David Copperfield is one of Dickens' autobiographical novels. (Great Expectations is the other.) It follows David's life from birth through the beginning of his second marriage. Cruelly treated by a stepfather, he's sent to fend for himself in a factory after his mother dies and his adventures carry on from there. Side plots include the absorbing story of "Little Em'ly," the misfortunes of the Micawber family, and the machinations of Uriah Heep, one of the great villains of history. The one theme that is repeated in almost every storyline is foolish marriages. David, his mother, his aunt Betsey Trotwood, and "Little Em'ly" (in a sense--she didn't actually marry) all fall victim to marrying out of impulsive passion.

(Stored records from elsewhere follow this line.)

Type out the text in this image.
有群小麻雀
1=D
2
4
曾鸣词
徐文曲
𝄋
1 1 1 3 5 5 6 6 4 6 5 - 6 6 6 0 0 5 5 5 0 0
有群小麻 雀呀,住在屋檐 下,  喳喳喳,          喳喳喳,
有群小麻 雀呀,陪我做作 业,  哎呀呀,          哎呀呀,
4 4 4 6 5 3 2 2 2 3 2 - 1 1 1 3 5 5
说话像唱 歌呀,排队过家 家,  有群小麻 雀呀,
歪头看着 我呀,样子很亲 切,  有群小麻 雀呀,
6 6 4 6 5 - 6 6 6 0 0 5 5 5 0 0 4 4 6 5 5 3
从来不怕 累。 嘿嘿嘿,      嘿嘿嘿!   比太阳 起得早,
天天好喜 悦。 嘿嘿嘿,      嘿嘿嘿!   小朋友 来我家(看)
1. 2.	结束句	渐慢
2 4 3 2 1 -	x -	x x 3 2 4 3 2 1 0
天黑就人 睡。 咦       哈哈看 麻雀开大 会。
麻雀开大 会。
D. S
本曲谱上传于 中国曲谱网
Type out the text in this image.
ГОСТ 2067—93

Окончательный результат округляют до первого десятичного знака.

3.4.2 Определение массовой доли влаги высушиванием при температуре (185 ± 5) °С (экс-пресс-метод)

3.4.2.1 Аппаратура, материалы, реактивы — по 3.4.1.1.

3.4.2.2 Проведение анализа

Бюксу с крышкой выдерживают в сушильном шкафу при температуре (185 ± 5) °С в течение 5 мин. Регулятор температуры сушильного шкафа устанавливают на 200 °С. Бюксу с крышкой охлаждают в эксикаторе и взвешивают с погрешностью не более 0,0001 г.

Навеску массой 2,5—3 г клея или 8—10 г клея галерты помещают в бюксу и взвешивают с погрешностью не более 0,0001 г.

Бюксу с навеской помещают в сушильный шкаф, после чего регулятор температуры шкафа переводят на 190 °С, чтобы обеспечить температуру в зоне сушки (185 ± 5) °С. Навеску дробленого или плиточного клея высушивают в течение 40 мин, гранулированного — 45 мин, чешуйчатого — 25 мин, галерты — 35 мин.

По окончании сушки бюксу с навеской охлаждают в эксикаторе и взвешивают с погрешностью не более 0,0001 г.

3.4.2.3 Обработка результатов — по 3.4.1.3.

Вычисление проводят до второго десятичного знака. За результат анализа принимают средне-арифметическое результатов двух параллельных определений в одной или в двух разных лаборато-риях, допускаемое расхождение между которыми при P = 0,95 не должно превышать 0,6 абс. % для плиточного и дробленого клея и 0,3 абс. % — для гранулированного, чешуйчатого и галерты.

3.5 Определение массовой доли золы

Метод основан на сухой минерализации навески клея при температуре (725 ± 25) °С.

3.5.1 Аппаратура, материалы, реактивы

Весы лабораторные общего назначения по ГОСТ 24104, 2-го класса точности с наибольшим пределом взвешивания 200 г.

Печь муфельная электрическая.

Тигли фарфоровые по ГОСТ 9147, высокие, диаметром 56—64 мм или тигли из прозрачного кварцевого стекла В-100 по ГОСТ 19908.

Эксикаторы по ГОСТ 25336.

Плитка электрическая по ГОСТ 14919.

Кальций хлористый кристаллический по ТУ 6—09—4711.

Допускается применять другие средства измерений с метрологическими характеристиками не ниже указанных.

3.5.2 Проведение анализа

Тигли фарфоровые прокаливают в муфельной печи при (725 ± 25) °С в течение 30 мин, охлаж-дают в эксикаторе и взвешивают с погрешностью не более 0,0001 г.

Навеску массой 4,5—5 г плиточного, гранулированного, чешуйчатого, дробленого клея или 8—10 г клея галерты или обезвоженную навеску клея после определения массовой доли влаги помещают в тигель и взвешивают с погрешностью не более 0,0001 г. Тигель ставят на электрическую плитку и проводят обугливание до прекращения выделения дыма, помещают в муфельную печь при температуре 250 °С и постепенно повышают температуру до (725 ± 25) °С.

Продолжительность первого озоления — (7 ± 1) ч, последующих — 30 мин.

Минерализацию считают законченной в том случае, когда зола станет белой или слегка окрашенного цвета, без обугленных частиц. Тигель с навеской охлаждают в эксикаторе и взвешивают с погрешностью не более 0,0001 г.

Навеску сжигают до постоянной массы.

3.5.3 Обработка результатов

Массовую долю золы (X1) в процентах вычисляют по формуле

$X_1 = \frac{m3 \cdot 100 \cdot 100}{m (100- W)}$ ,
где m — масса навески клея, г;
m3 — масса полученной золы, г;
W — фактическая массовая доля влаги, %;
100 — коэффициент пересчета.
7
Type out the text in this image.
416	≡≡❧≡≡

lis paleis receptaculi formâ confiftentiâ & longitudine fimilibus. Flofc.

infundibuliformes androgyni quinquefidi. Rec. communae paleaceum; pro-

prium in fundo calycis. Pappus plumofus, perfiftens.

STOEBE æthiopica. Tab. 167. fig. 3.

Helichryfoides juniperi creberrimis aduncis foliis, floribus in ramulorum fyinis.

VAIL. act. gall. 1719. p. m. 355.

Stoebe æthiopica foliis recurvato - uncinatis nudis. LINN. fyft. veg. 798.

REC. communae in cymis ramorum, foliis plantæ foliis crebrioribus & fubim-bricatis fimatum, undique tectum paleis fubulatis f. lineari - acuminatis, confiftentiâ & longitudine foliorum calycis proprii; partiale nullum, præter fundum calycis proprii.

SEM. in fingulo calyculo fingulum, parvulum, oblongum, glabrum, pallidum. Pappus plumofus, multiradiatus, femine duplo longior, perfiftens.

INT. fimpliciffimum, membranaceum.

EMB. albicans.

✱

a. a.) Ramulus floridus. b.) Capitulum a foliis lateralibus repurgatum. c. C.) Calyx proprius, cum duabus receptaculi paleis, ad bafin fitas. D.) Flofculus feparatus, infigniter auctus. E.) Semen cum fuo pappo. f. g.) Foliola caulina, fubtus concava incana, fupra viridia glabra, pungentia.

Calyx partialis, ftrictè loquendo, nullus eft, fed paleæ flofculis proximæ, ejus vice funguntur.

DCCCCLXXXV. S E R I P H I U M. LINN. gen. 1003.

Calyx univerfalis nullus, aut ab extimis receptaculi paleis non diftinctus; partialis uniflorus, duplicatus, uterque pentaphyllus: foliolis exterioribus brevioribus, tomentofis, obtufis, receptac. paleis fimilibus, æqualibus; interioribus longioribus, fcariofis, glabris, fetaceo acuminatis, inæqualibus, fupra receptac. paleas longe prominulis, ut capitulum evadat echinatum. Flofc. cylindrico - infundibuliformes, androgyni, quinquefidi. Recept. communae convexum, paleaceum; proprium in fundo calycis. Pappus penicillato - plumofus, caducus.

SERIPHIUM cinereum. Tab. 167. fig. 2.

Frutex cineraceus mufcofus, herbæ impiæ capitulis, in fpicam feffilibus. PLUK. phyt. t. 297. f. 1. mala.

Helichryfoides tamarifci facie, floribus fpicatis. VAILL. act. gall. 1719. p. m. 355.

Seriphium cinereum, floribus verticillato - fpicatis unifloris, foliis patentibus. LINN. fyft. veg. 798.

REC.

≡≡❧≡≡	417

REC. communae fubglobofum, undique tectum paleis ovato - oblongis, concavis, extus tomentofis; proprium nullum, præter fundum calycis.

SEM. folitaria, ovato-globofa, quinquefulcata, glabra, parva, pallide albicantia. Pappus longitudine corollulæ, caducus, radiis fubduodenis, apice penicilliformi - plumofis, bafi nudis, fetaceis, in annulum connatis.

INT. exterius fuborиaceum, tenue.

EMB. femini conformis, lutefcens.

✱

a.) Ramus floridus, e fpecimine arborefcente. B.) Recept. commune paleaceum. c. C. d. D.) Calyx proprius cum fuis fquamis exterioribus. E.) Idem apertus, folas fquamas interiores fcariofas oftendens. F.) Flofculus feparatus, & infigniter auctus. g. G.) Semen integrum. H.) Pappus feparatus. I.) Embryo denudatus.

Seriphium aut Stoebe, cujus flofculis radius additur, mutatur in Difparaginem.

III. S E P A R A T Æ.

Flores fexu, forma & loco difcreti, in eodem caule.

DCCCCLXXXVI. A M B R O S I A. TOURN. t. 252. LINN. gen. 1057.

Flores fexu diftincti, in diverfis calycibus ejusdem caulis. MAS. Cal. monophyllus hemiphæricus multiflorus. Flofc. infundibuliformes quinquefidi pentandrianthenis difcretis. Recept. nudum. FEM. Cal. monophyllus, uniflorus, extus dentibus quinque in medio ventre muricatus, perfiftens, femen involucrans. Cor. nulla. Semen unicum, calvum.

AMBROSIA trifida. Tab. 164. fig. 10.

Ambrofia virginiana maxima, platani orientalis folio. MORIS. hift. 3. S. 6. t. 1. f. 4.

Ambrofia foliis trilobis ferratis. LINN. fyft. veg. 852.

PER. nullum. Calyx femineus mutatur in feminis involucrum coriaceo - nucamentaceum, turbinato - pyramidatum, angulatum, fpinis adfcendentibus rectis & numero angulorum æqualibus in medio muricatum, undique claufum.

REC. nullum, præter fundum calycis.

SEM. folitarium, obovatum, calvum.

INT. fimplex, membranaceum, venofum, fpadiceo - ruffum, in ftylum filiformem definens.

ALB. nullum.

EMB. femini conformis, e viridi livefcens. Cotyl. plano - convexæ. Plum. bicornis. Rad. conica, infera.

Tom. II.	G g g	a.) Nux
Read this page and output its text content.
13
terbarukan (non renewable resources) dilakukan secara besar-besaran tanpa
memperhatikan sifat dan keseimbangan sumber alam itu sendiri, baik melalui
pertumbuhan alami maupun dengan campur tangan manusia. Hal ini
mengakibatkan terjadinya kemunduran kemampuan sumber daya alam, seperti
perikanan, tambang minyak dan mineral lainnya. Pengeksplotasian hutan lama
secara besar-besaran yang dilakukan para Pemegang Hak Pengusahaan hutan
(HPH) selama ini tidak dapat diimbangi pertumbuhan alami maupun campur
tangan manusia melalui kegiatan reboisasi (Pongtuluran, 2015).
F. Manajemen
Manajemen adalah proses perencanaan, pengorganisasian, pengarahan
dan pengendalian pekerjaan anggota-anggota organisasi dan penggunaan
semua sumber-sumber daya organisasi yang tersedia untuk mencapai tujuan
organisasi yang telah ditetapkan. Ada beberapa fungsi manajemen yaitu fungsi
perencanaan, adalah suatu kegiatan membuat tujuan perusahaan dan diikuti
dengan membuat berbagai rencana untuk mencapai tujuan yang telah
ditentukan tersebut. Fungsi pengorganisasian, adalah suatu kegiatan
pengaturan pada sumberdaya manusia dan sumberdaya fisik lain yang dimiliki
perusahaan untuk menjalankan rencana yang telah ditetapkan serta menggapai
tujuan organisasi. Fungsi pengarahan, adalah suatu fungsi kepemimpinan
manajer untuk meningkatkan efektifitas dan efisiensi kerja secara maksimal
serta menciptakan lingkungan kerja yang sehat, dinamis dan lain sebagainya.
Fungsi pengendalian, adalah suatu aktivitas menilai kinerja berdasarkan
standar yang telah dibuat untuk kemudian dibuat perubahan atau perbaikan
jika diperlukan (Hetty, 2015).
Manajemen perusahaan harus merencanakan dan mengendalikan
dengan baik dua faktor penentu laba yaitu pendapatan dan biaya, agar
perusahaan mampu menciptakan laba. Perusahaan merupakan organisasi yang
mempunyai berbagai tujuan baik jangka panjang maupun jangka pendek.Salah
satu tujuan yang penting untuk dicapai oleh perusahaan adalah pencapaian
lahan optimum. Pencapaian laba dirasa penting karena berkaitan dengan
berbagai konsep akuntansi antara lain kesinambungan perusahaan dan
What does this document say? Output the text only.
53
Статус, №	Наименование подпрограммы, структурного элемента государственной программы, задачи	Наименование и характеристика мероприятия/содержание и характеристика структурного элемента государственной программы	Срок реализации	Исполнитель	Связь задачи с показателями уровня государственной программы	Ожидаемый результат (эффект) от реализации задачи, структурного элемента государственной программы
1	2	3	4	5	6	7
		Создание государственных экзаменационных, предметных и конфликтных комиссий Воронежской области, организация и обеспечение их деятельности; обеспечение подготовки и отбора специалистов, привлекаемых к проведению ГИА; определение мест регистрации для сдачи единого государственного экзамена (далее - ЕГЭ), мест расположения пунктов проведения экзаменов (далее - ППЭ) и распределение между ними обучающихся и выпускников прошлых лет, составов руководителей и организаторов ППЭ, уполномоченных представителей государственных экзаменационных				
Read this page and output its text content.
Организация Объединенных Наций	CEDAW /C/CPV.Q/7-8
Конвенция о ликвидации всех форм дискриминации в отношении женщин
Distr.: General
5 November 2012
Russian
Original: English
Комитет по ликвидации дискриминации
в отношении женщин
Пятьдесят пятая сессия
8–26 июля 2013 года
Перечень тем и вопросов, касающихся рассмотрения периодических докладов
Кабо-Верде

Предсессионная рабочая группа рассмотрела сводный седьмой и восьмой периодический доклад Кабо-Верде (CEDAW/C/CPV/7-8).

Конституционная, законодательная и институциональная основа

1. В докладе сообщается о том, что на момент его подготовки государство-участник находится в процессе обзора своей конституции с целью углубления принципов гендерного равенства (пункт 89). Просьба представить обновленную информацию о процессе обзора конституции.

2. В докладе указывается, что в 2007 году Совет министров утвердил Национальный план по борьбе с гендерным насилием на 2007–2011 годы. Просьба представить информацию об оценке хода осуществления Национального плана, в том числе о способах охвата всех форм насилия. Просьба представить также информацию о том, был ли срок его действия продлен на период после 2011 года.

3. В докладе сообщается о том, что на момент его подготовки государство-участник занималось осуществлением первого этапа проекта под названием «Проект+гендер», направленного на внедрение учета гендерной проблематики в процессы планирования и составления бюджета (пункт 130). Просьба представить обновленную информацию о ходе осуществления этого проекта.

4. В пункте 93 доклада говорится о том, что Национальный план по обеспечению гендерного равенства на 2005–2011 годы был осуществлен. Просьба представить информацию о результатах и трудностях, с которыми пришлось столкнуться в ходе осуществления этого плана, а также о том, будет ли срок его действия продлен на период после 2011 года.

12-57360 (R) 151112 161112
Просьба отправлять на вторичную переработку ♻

Another character, Aimee Strong, is diverted from marrying her first sweetheart, although he causes her misery for a long time after her marriage to a sensible older man. Dickens' own marriage was unhappy. He was young when he wrote David Copperfield, but he must have already been bitterly regretting his choice.
|I believe this is one of the illustrations from the original edition. |
It depicts David and Dora's domestic unhappiness.
There's also a fantastic movie starring the great Maggie Smith, and Daniel Radcliffe in his pre-Harry Potter days who plays David Copperfield as a child. Nicholas Lyndhurst, who plays Uriah Heep is perfect. I highly recommend it.